As of the end of August 2024, FamilyMart operates a total of 24,386 stores worldwide, including 16,273 in Japan and 8,113 overseas. Kensuke Hosomi also mentioned that although the number of FamilyMart stores in China has decreased before, it has added 100 stores in the past few months, showing signs of business recovery. After the completion of the business restructuring, FamilyMart has accelerated its expansion in the Chinese market. According to information from FamilyMart's official account, since June, FamilyMart has rapidly opened new stores in Nantong, Foshan, Changzhou, Huzhou, Shaoxing and other places, usually opening 5 to 6 stores at a time. The number of new stores disclosed by the official account has reached about 43, mainly in the new first-tier and second-tier cities.

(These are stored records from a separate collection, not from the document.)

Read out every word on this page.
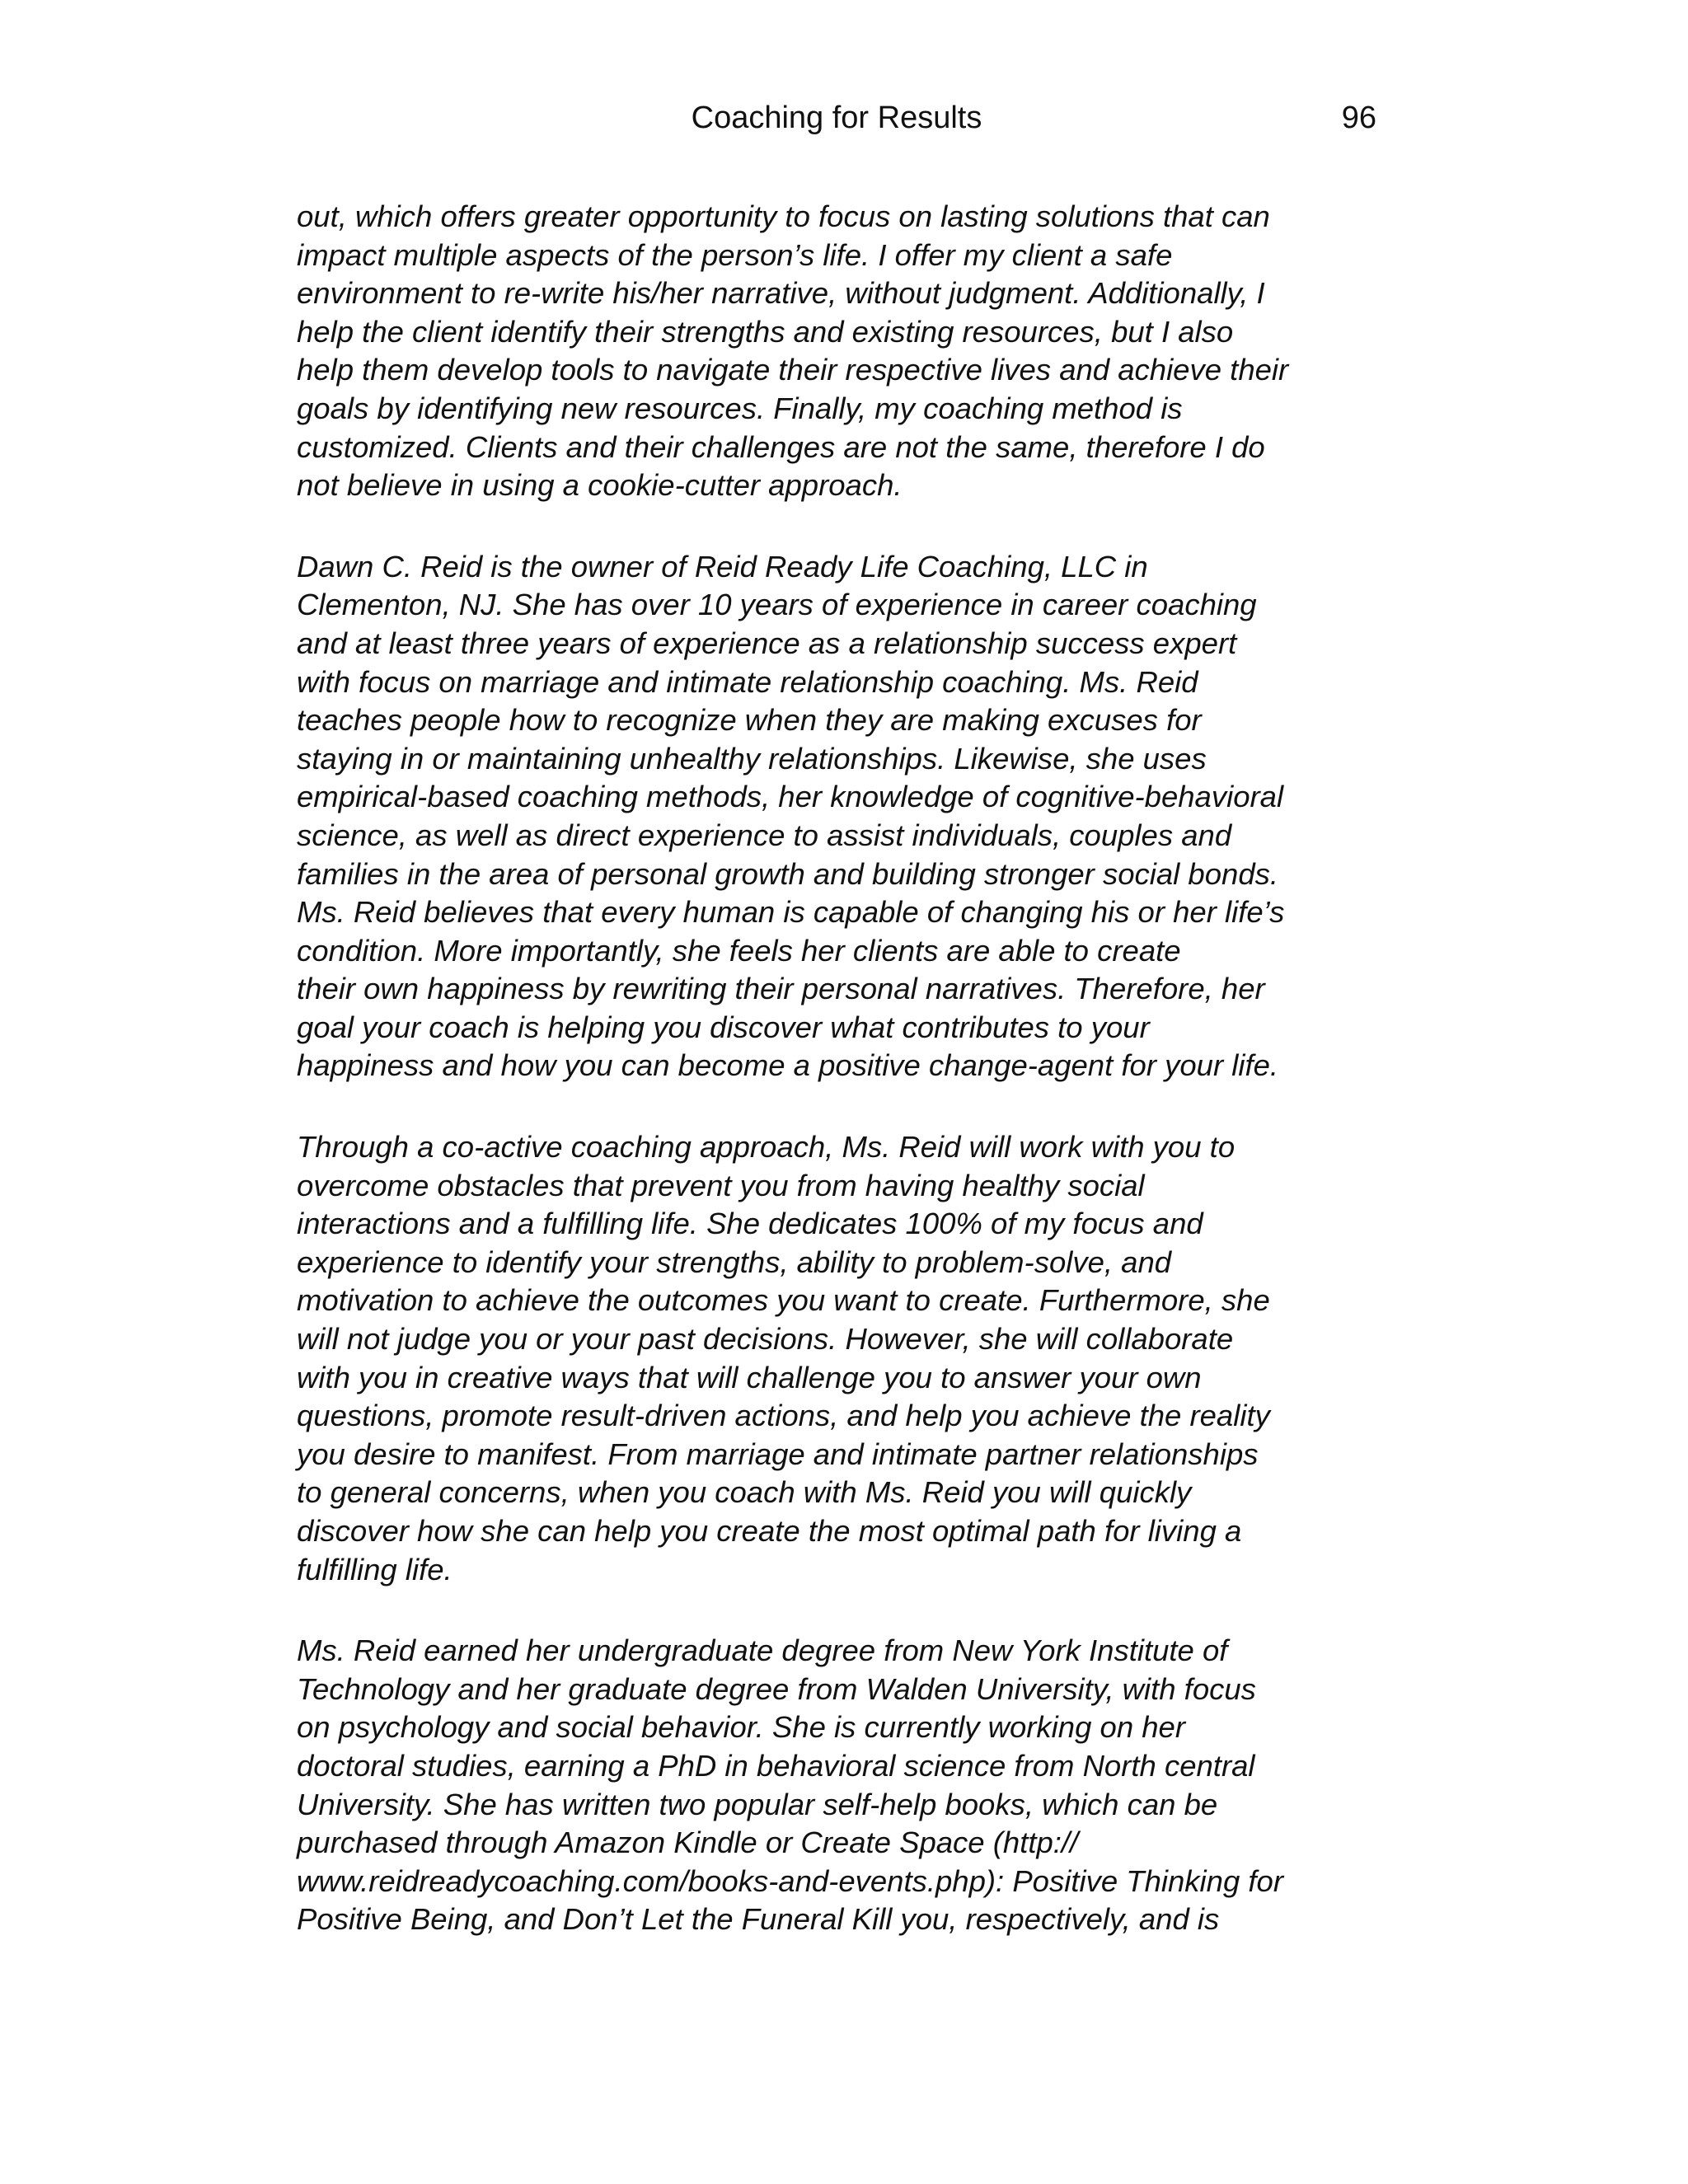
Coaching for Results	96
out, which offers greater opportunity to focus on lasting solutions that can
impact multiple aspects of the person’s life. I offer my client a safe
environment to re-write his/her narrative, without judgment. Additionally, I
help the client identify their strengths and existing resources, but I also
help them develop tools to navigate their respective lives and achieve their
goals by identifying new resources. Finally, my coaching method is
customized. Clients and their challenges are not the same, therefore I do
not believe in using a cookie-cutter approach.
Dawn C. Reid is the owner of Reid Ready Life Coaching, LLC in
Clementon, NJ. She has over 10 years of experience in career coaching
and at least three years of experience as a relationship success expert
with focus on marriage and intimate relationship coaching. Ms. Reid
teaches people how to recognize when they are making excuses for
staying in or maintaining unhealthy relationships. Likewise, she uses
empirical-based coaching methods, her knowledge of cognitive-behavioral
science, as well as direct experience to assist individuals, couples and
families in the area of personal growth and building stronger social bonds.
Ms. Reid believes that every human is capable of changing his or her life’s
condition. More importantly, she feels her clients are able to create
their own happiness by rewriting their personal narratives. Therefore, her
goal your coach is helping you discover what contributes to your
happiness and how you can become a positive change-agent for your life.
Through a co-active coaching approach, Ms. Reid will work with you to
overcome obstacles that prevent you from having healthy social
interactions and a fulfilling life. She dedicates 100% of my focus and
experience to identify your strengths, ability to problem-solve, and
motivation to achieve the outcomes you want to create. Furthermore, she
will not judge you or your past decisions. However, she will collaborate
with you in creative ways that will challenge you to answer your own
questions, promote result-driven actions, and help you achieve the reality
you desire to manifest. From marriage and intimate partner relationships
to general concerns, when you coach with Ms. Reid you will quickly
discover how she can help you create the most optimal path for living a
fulfilling life.
Ms. Reid earned her undergraduate degree from New York Institute of
Technology and her graduate degree from Walden University, with focus
on psychology and social behavior. She is currently working on her
doctoral studies, earning a PhD in behavioral science from North central
University. She has written two popular self-help books, which can be
purchased through Amazon Kindle or Create Space (http://
www.reidreadycoaching.com/books-and-events.php): Positive Thinking for
Positive Being, and Don’t Let the Funeral Kill you, respectively, and is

In addition, according to the franchise briefing plan released by FamilyMart on October 8, East China will be its main expansion area, and it is planned to hold briefings in six cities, including Shanghai, Nantong, Suzhou, Wuxi, and Hangzhou. Southern, Southwestern, and North China also plans to set up in 3, 1, and 2 cities respectively, and FamilyMart will continue to expand in second-tier cities across the country.

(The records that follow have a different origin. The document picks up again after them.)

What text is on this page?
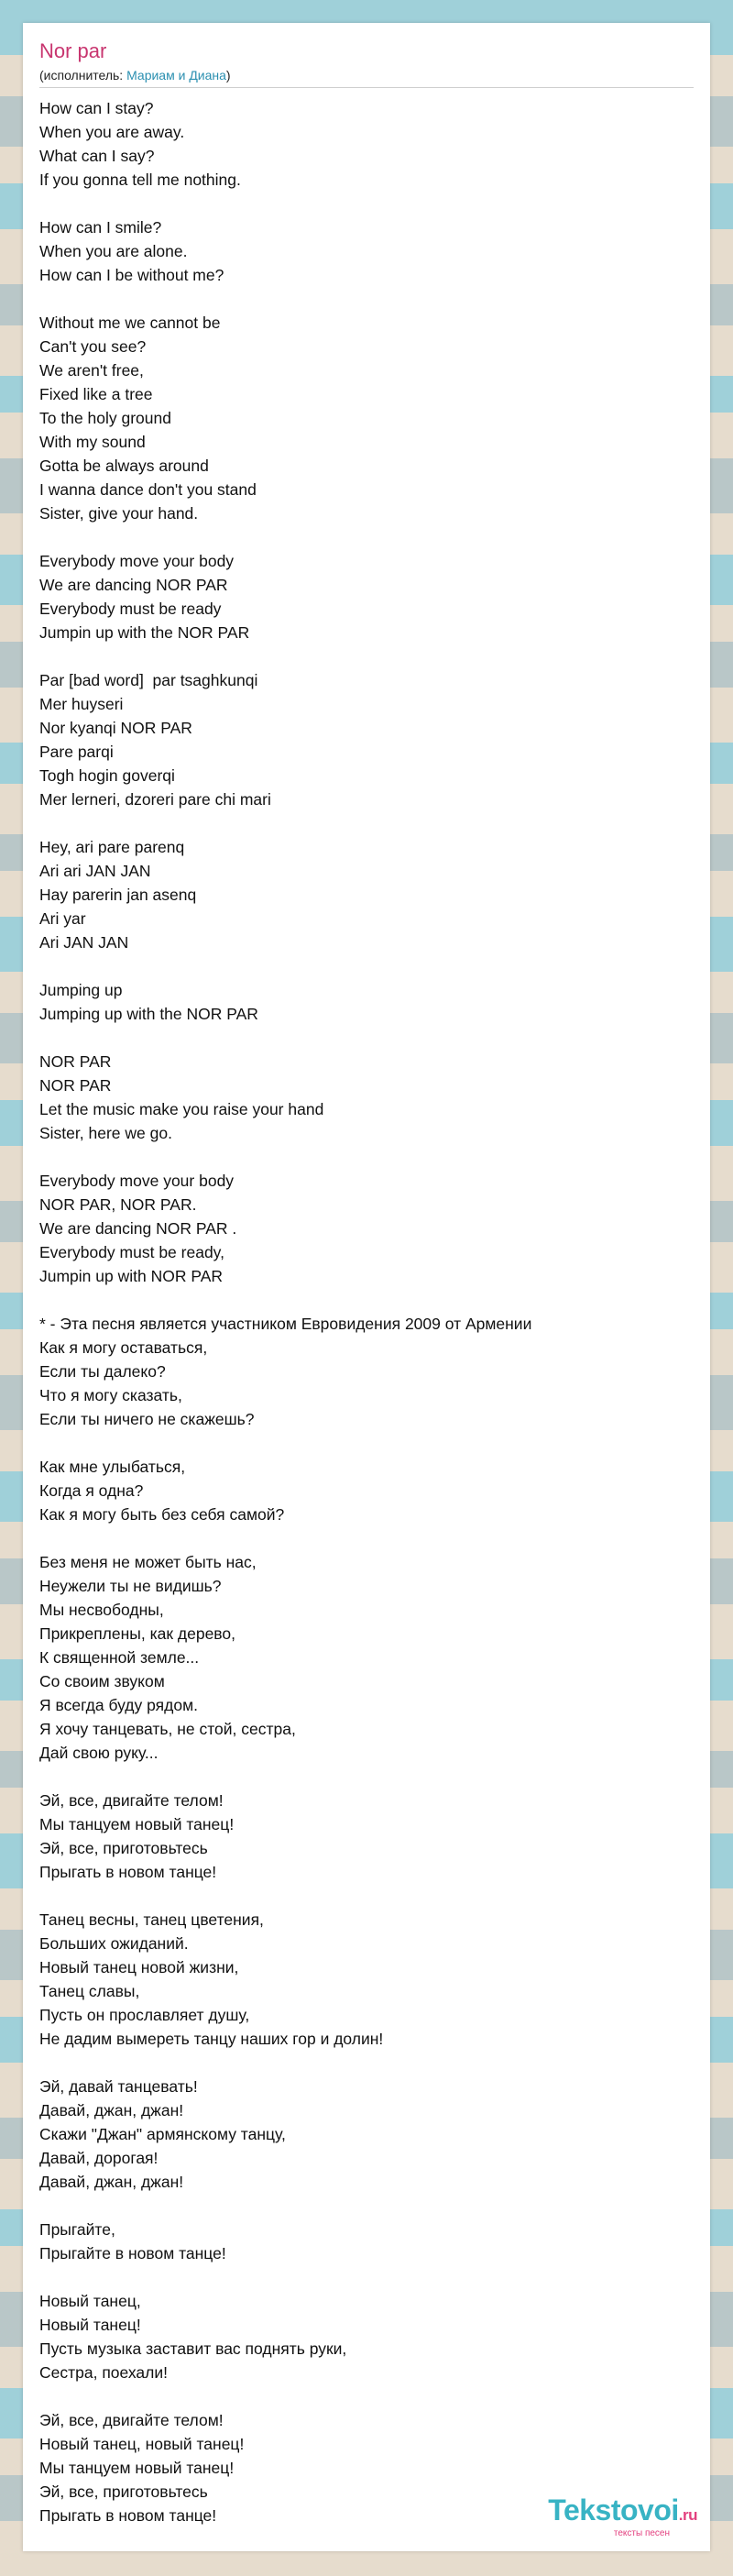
Nor par
(исполнитель: Мариам и Диана)
How can I stay?
When you are away.
What can I say?
If you gonna tell me nothing.
How can I smile?
When you are alone.
How can I be without me?
Without me we cannot be
Can't you see?
We aren't free,
Fixed like a tree
To the holy ground
With my sound
Gotta be always around
I wanna dance don't you stand
Sister, give your hand.
Everybody move your body
We are dancing NOR PAR
Everybody must be ready
Jumpin up with the NOR PAR
Par [bad word]  par tsaghkunqi
Mer huyseri
Nor kyanqi NOR PAR
Pare parqi
Togh hogin goverqi
Mer lerneri, dzoreri pare chi mari
Hey, ari pare parenq
Ari ari JAN JAN
Hay parerin jan asenq
Ari yar
Ari JAN JAN
Jumping up
Jumping up with the NOR PAR
NOR PAR
NOR PAR
Let the music make you raise your hand
Sister, here we go.
Everybody move your body
NOR PAR, NOR PAR.
We are dancing NOR PAR .
Everybody must be ready,
Jumpin up with NOR PAR
* - Эта песня является участником Евровидения 2009 от Армении
Как я могу оставаться,
Если ты далеко?
Что я могу сказать,
Если ты ничего не скажешь?
Как мне улыбаться,
Когда я одна?
Как я могу быть без себя самой?
Без меня не может быть нас,
Неужели ты не видишь?
Мы несвободны,
Прикреплены, как дерево,
К священной земле...
Со своим звуком
Я всегда буду рядом.
Я хочу танцевать, не стой, сестра,
Дай свою руку...
Эй, все, двигайте телом!
Мы танцуем новый танец!
Эй, все, приготовьтесь
Прыгать в новом танце!
Танец весны, танец цветения,
Больших ожиданий.
Новый танец новой жизни,
Танец славы,
Пусть он прославляет душу,
Не дадим вымереть танцу наших гор и долин!
Эй, давай танцевать!
Давай, джан, джан!
Скажи "Джан" армянскому танцу,
Давай, дорогая!
Давай, джан, джан!
Прыгайте,
Прыгайте в новом танце!
Новый танец,
Новый танец!
Пусть музыка заставит вас поднять руки,
Сестра, поехали!
Эй, все, двигайте телом!
Новый танец, новый танец!
Мы танцуем новый танец!
Эй, все, приготовьтесь
Прыгать в новом танце!	Tekstovoi.ru
тексты песен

For the past 20 years, FamilyMart Japan has operated in the Chinese market through a joint venture with Tingxin Group. However, with the intensification of market competition, the contradictions between Japan Family and Dingxin Group in terms of business direction and profit distribution began to appear. In 2019, Japan FamilyMart took Tingxin to court because Ting Shin Group tried to reduce the brand usage fee from 1% to 0.3% or less, and had not paid the license fee for 7 months, hoping to terminate the cooperation between the two parties. Tingxin Group refuted the accusation, claiming that it had paid the brand licensing fee and was not in arrears. In addition, there is an opinion that the royalties charged by Japan families are much higher than those of competitors such as 7-Eleven.
The lawsuit ended in defeat for the entire Japan family. According to reports, there are differences in business philosophy between Chinese and Japanese families, with the Japanese side having doubts about the strategy of Chinese mainland families entering second- and third-tier cities, while the Chinese side holds the opposite opinion. In March 2024, Tingxin Group reached a restructuring agreement with FamilyMart Japan for the further development of FamilyMart in Chinese mainland. According to the agreement, the two parties will establish a new joint venture company to operate stores in East China, while the markets in South China, North China and Southwest China will be operated and expanded by Tingxin Group, and will be opened in the future on a franchise basis.